• EUR/USD has regained its traction following Monday's choppy action.
  • Next bullish target for the pair is located at 1.1040 ahead of 1.1080.
  • Euro could lose interest if it fails to hold above 1.1000.

The shared currency has started to gather strength early Tuesday after having struggled to find direction on Monday. EUR/USD is trading near 1.1000 and it looks ready to extend its rebound in case risk flows continue to dominate the financial markets.

Oleksiy Arestovich, an adviser to the Ukrainian President's Chief of Staff, said late Monday that the Russia-Ukraine war was expected to end by early May, per Reuters. This development triggered a relief rally during the Asian trading hours and helped the euro find demand.

Nevertheless, markets seem to have turned risk-averse on Tuesday with the Euro Stoxx 500 Index losing more than 1% in the early European session and EUR/USD struggling to build on earlier gains. Similarly, US stock index futures are losing between 0.4% and 0.5%.

Later in the session, January Industrial Production data from the euro area and the ZEW Survey from Germany will be featured in the European economic docket. Investors are likely to ignore these prints and continue to react to changes in risk sentiment.

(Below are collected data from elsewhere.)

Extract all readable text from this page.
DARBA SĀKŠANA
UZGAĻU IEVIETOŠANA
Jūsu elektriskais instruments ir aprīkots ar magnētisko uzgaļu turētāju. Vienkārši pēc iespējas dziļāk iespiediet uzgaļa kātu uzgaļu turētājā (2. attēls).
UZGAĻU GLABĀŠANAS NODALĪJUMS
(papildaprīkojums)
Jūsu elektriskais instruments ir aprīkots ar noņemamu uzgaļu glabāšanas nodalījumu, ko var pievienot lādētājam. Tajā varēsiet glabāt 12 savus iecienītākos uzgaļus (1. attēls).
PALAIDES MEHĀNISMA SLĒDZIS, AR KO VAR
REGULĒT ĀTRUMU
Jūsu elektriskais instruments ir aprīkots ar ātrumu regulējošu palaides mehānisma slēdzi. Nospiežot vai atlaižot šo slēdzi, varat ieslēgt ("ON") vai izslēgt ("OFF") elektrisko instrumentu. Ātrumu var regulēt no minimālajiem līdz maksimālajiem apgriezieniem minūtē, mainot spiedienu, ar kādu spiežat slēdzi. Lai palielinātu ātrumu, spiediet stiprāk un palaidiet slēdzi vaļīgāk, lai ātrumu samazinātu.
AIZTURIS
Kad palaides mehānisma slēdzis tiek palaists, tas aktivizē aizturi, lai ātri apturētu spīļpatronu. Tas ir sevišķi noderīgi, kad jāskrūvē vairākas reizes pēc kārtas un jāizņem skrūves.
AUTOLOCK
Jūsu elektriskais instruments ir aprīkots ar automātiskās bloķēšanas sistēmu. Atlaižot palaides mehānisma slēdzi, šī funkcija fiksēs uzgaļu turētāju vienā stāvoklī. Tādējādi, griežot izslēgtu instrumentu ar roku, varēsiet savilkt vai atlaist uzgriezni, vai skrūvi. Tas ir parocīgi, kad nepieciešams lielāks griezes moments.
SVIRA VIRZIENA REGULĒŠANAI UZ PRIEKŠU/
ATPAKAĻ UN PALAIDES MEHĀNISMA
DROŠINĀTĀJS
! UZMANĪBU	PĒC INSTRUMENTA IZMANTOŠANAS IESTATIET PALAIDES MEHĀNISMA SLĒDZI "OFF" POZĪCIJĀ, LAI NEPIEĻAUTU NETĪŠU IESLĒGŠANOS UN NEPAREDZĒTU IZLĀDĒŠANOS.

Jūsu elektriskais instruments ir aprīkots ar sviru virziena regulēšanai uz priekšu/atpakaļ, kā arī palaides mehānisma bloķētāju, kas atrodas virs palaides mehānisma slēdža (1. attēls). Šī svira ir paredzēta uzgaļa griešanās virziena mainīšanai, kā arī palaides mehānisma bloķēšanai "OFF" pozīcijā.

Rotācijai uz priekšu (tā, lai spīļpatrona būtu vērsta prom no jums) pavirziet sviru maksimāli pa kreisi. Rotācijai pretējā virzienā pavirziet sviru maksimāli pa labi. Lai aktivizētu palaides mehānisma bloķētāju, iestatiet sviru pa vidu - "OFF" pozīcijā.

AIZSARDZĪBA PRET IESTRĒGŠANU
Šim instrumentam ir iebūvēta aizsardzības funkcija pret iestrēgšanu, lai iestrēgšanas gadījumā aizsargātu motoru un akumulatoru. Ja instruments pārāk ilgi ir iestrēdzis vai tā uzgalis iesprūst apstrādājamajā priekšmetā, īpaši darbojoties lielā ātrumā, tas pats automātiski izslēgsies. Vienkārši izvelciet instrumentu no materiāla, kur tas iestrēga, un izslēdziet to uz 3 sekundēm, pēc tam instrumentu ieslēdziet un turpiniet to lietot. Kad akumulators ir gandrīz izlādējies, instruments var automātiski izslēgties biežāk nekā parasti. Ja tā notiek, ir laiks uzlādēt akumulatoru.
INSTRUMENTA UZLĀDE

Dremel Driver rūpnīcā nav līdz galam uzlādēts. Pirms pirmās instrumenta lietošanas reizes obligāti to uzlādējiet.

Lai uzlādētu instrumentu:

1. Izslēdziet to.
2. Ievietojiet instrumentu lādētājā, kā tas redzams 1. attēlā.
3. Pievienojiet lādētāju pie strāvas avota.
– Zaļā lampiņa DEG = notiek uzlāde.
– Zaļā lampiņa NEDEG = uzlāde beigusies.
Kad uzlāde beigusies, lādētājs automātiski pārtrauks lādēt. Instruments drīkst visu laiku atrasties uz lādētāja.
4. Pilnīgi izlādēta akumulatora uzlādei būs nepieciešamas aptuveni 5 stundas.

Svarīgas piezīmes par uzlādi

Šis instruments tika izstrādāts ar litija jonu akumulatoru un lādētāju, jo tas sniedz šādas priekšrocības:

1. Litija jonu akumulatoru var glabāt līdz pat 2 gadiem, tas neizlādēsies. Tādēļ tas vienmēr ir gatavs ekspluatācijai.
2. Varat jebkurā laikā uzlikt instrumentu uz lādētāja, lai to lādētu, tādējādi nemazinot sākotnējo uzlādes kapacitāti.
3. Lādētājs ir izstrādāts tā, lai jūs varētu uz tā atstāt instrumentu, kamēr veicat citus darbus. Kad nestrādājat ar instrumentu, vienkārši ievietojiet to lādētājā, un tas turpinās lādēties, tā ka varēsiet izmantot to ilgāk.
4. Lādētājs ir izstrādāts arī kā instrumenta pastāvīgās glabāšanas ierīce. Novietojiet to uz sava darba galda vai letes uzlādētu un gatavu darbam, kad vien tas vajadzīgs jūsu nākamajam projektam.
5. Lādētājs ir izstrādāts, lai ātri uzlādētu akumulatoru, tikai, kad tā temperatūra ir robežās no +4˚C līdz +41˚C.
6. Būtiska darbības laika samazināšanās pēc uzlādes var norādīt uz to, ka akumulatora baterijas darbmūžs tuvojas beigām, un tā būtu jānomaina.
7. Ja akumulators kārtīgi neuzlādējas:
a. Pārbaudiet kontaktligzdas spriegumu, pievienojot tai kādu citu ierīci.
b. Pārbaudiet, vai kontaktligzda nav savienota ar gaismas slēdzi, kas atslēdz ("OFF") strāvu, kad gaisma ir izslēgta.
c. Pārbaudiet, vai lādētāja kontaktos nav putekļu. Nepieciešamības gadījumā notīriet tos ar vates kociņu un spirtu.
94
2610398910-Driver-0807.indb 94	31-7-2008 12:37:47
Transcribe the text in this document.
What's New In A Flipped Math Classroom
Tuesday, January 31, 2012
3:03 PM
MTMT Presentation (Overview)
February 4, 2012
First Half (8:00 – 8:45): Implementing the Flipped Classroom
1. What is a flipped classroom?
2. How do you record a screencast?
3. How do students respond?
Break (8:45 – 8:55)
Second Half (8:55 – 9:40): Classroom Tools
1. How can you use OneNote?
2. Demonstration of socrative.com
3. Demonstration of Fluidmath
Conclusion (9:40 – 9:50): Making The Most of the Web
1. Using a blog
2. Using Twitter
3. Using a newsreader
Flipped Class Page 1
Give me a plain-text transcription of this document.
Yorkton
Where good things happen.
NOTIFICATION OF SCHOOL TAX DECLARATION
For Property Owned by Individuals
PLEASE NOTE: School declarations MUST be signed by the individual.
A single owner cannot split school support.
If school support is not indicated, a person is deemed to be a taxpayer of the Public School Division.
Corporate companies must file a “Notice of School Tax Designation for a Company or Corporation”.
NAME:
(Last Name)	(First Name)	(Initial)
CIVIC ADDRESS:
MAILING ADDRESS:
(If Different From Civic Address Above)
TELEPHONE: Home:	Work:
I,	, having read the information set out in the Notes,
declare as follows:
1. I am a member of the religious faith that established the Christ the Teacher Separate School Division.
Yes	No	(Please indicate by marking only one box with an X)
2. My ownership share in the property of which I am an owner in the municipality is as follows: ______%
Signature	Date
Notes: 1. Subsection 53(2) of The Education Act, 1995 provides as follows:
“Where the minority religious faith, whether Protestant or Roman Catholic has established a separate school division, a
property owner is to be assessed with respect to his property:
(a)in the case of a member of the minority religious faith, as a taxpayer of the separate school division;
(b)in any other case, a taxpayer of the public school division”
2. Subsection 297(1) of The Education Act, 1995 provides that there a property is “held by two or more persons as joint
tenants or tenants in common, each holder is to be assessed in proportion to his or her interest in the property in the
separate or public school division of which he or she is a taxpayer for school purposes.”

In case investors continue to price in a possible peace agreement between Russia and Ukraine, EUR/USD should preserve its recovery momentum. On the other hand, the pair could find it difficult to keep its footing if geopolitical tensions re-escalate. Following Monday's comments, the Ukrainian presidential adviser noted early Tuesday that they were at a crossroads. "Either there will be agreement at talks or Russia will go on the offensive," the adviser added.

EUR/USD Technical Analysis

EUR/USD is trading above the 20-period and the 50-period SMAs on the four-hour chart. Additionally, the Relative Strength Index (RSI) indicator on the same chart stays afloat above 50, confirming the bullish tilt in the short term.

In case the pair manages to hold above 1.1000 (psychological level, Fibonacci 38.2% retracement of the latest downtrend), it could target 1.1040 (Fibonacci 50% retracement) and 1.1080 (100-period SMA, Fibonacci 61.8% retracement).

On the downside, 1.0960 (50-period SMA) aligns as interim support ahead of 1.0930 (Fibonacci 23.6% retracement) and 1.0900 (psychological level, static level).